The only thing that sucks more than paying a small fortune to a broker for sold-out tickets is getting there to find out scalpers are dumping tix below face, and Scary Spice has laryngitis. Taking the guesswork out of after-market ticket purchasing, SeatGeek.
Just launched by a duo who set up shop through University City's DreamIt Ventures, totally free Farecast-esque SeatGeek scours the web for pricing info on thousands of secondary-market concert and sports ticket sales (sites like StubHub, RazorGator, TicketsNow, etc.), in order to forecast pricing trends for events by algorithmically crunching the data with outside factors that realistically affect demand, including post-season implications, weather, and competing concerts/events, causing the site to implode when the Hotel California 35th Anniversary tour hits Philly the same day the Birds are playing. Search by city/artist/venue/team and SG'll display a list of relevant events; click each for a summary of the research conducted, including a line graph charting recent pricing history, SG's trending forecast for prices up to the day of the event (seven levels ranging from "sharp increase" to "sharp decrease") and recommendations to "buy now" or "wait to buy"; they currently claim about 80% accuracy, exactly on par with your aim in the men's room.

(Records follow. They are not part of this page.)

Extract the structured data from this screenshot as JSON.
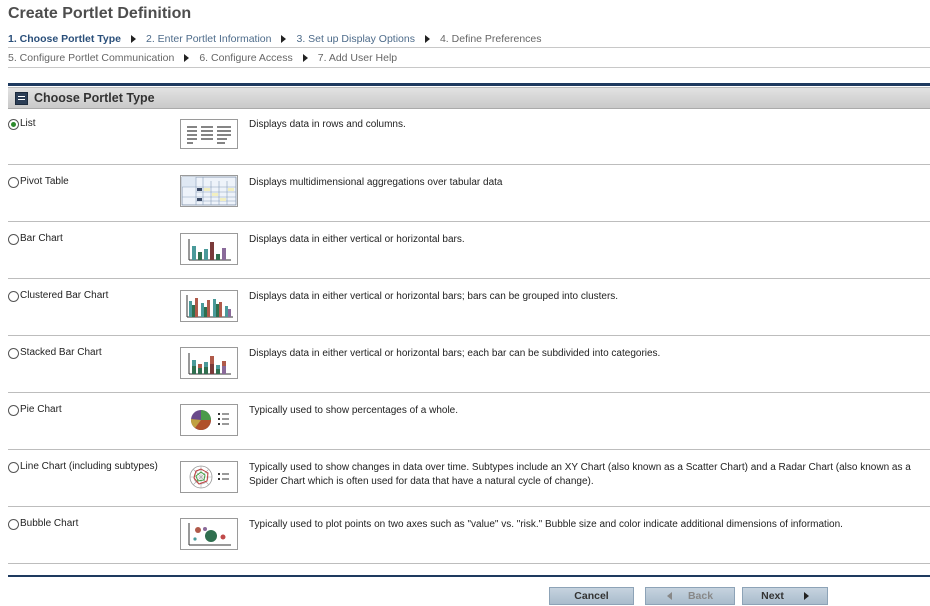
{
  "page": {
    "title": "Create Portlet Definition"
  },
  "steps": {
    "row1": [
      {
        "label": "1. Choose Portlet Type",
        "state": "active"
      },
      {
        "label": "2. Enter Portlet Information",
        "state": "link"
      },
      {
        "label": "3. Set up Display Options",
        "state": "link"
      },
      {
        "label": "4. Define Preferences",
        "state": "muted"
      }
    ],
    "row2": [
      {
        "label": "5. Configure Portlet Communication",
        "state": "muted"
      },
      {
        "label": "6. Configure Access",
        "state": "muted"
      },
      {
        "label": "7. Add User Help",
        "state": "muted"
      }
    ]
  },
  "section": {
    "title": "Choose Portlet Type"
  },
  "options": [
    {
      "label": "List",
      "description": "Displays data in rows and columns.",
      "selected": true,
      "icon": "list-thumbnail-icon"
    },
    {
      "label": "Pivot Table",
      "description": "Displays multidimensional aggregations over tabular data",
      "selected": false,
      "icon": "pivot-table-thumbnail-icon"
    },
    {
      "label": "Bar Chart",
      "description": "Displays data in either vertical or horizontal bars.",
      "selected": false,
      "icon": "bar-chart-thumbnail-icon"
    },
    {
      "label": "Clustered Bar Chart",
      "description": "Displays data in either vertical or horizontal bars; bars can be grouped into clusters.",
      "selected": false,
      "icon": "clustered-bar-chart-thumbnail-icon"
    },
    {
      "label": "Stacked Bar Chart",
      "description": "Displays data in either vertical or horizontal bars; each bar can be subdivided into categories.",
      "selected": false,
      "icon": "stacked-bar-chart-thumbnail-icon"
    },
    {
      "label": "Pie Chart",
      "description": "Typically used to show percentages of a whole.",
      "selected": false,
      "icon": "pie-chart-thumbnail-icon"
    },
    {
      "label": "Line Chart (including subtypes)",
      "description": "Typically used to show changes in data over time. Subtypes include an XY Chart (also known as a Scatter Chart) and a Radar Chart (also known as a Spider Chart which is often used for data that have a natural cycle of change).",
      "selected": false,
      "icon": "line-chart-thumbnail-icon"
    },
    {
      "label": "Bubble Chart",
      "description": "Typically used to plot points on two axes such as \"value\" vs. \"risk.\" Bubble size and color indicate additional dimensions of information.",
      "selected": false,
      "icon": "bubble-chart-thumbnail-icon"
    }
  ],
  "buttons": {
    "cancel": "Cancel",
    "back": "Back",
    "next": "Next"
  },
  "colors": {
    "accent": "#1e3a5f",
    "selected_radio": "#2d8a2d",
    "button": "#b8c8d6"
  }
}
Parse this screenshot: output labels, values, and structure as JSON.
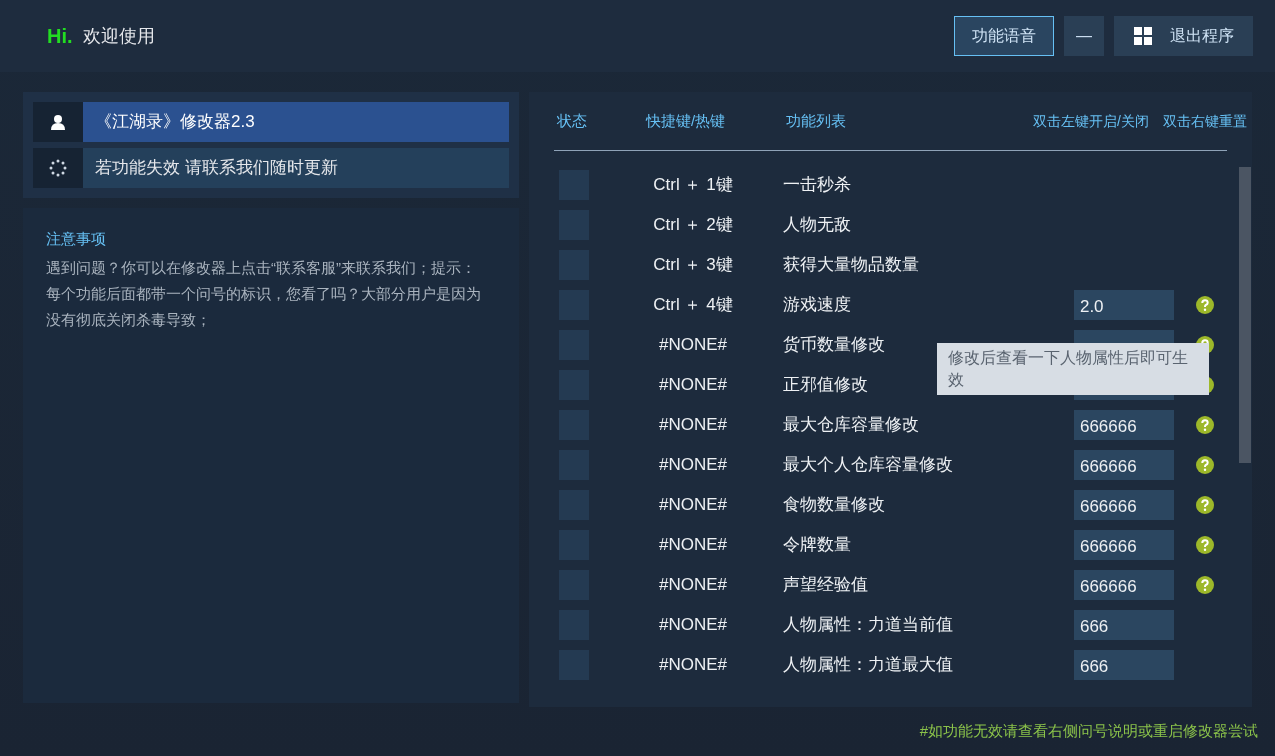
{
  "header": {
    "logo": "Hi.",
    "title": "欢迎使用",
    "buttons": [
      {
        "kind": "text",
        "label": "功能语音",
        "selected": true
      },
      {
        "kind": "minimize",
        "label": "—",
        "selected": false
      },
      {
        "kind": "exit",
        "label": "退出程序",
        "selected": false
      }
    ]
  },
  "sidebar": {
    "items": [
      {
        "kind": "user",
        "label": "《江湖录》修改器2.3",
        "selected": true
      },
      {
        "kind": "loading",
        "label": "若功能失效  请联系我们随时更新",
        "selected": false
      }
    ]
  },
  "notice": {
    "title": "注意事项",
    "text": "遇到问题？你可以在修改器上点击“联系客服”来联系我们；提示：每个功能后面都带一个问号的标识，您看了吗？大部分用户是因为没有彻底关闭杀毒导致；"
  },
  "table": {
    "columns": [
      "状态",
      "快捷键/热键",
      "功能列表"
    ],
    "actions": [
      "双击左键开启/关闭",
      "双击右键重置"
    ],
    "rows": [
      {
        "kind": "plain",
        "checked": false,
        "hotkey": "Ctrl ＋ 1键",
        "name": "一击秒杀",
        "help": false
      },
      {
        "kind": "plain",
        "checked": false,
        "hotkey": "Ctrl ＋ 2键",
        "name": "人物无敌",
        "help": false
      },
      {
        "kind": "plain",
        "checked": false,
        "hotkey": "Ctrl ＋ 3键",
        "name": "获得大量物品数量",
        "help": false
      },
      {
        "kind": "input",
        "checked": false,
        "hotkey": "Ctrl ＋ 4键",
        "name": "游戏速度",
        "value": "2.0",
        "help": true
      },
      {
        "kind": "input",
        "checked": false,
        "hotkey": "#NONE#",
        "name": "货币数量修改",
        "help": true
      },
      {
        "kind": "input",
        "checked": false,
        "hotkey": "#NONE#",
        "name": "正邪值修改",
        "help": true
      },
      {
        "kind": "input",
        "checked": false,
        "hotkey": "#NONE#",
        "name": "最大仓库容量修改",
        "value": "666666",
        "help": true
      },
      {
        "kind": "input",
        "checked": false,
        "hotkey": "#NONE#",
        "name": "最大个人仓库容量修改",
        "value": "666666",
        "help": true
      },
      {
        "kind": "input",
        "checked": false,
        "hotkey": "#NONE#",
        "name": "食物数量修改",
        "value": "666666",
        "help": true
      },
      {
        "kind": "input",
        "checked": false,
        "hotkey": "#NONE#",
        "name": "令牌数量",
        "value": "666666",
        "help": true
      },
      {
        "kind": "input",
        "checked": false,
        "hotkey": "#NONE#",
        "name": "声望经验值",
        "value": "666666",
        "help": true
      },
      {
        "kind": "input",
        "checked": false,
        "hotkey": "#NONE#",
        "name": "人物属性：力道当前值",
        "value": "666",
        "help": false
      },
      {
        "kind": "input",
        "checked": false,
        "hotkey": "#NONE#",
        "name": "人物属性：力道最大值",
        "value": "666",
        "help": false
      }
    ]
  },
  "tooltip": "修改后查看一下人物属性后即可生效",
  "footer": "#如功能无效请查看右侧问号说明或重启修改器尝试"
}
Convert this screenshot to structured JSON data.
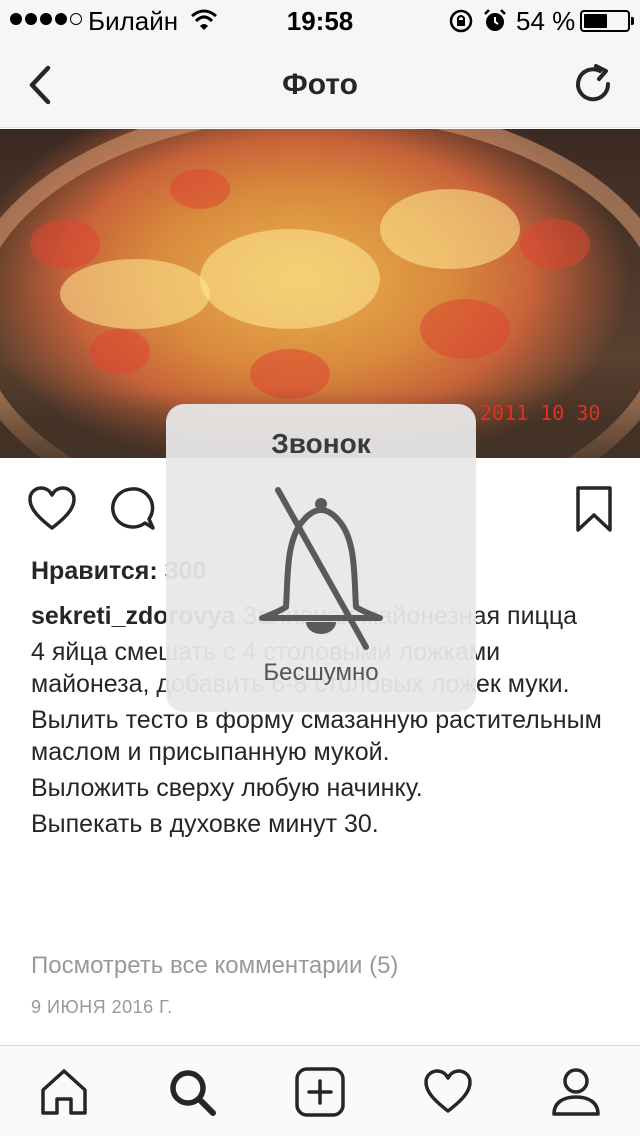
{
  "status_bar": {
    "carrier": "Билайн",
    "time": "19:58",
    "battery_percent": "54 %",
    "battery_level": 0.54,
    "signal_bars": 4,
    "icons": [
      "wifi-icon",
      "rotation-lock-icon",
      "alarm-icon",
      "battery-icon"
    ]
  },
  "nav": {
    "title": "Фото",
    "back_icon": "chevron-left-icon",
    "refresh_icon": "refresh-icon"
  },
  "photo": {
    "date_stamp": "2011 10 30"
  },
  "actions": {
    "icons": [
      "heart-icon",
      "comment-icon",
      "bookmark-icon"
    ]
  },
  "post": {
    "likes": "Нравится: 300",
    "username": "sekreti_zdorovya",
    "caption_lines": [
      "Заливная майонезная пицца",
      "4 яйца смешать с 4 столовыми ложками майонеза, добавить 6-8 столовых ложек муки.",
      "Вылить тесто в форму смазанную растительным маслом и присыпанную мукой.",
      "Выложить сверху любую начинку.",
      "Выпекать в духовке минут 30."
    ],
    "view_comments": "Посмотреть все комментарии (5)",
    "date": "9 ИЮНЯ 2016 Г."
  },
  "hud": {
    "title": "Звонок",
    "subtitle": "Бесшумно",
    "icon": "bell-muted-icon"
  },
  "tabbar": {
    "items": [
      "home-icon",
      "search-icon",
      "add-post-icon",
      "activity-heart-icon",
      "profile-icon"
    ],
    "active": "search-icon"
  },
  "colors": {
    "text": "#262626",
    "muted": "#999999",
    "bar_bg": "#f6f6f6"
  }
}
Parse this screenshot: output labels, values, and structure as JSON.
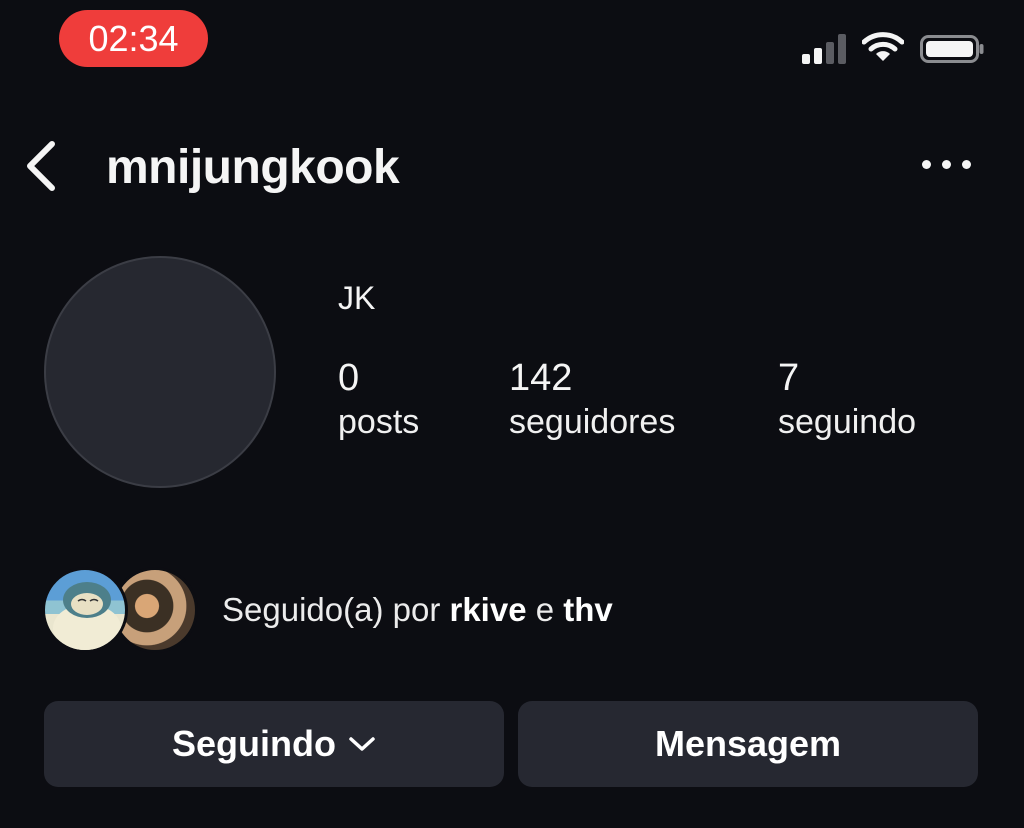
{
  "status_bar": {
    "time": "02:34"
  },
  "header": {
    "username": "mnijungkook"
  },
  "profile": {
    "display_name": "JK",
    "stats": [
      {
        "value": "0",
        "label": "posts"
      },
      {
        "value": "142",
        "label": "seguidores"
      },
      {
        "value": "7",
        "label": "seguindo"
      }
    ]
  },
  "followed_by": {
    "prefix": "Seguido(a) por",
    "user1": "rkive",
    "conjunction": "e",
    "user2": "thv"
  },
  "actions": {
    "following_label": "Seguindo",
    "message_label": "Mensagem"
  },
  "colors": {
    "background": "#0c0d12",
    "time_pill": "#ef3d3b",
    "button_bg": "#262831"
  },
  "icons": [
    "back-chevron-icon",
    "more-dots-icon",
    "cellular-signal-icon",
    "wifi-icon",
    "battery-icon",
    "chevron-down-icon"
  ]
}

Geek also offers one-click access to the most inexpensive tickets currently online for any event, redirecting buyers to the appropriate broker; for those who choose to wait in the hopes of scoring cheaper tix, Geek offers to notify users via email when things hit rock-bottom, a service that could've been infinitely useful to Chris Farley.
Although it's starting out handling MLB games and concerts, Geek plans to soon add NFL tickets to the service -- of course, you're welcome to write in and tell them what you want, what you reallyreallywant.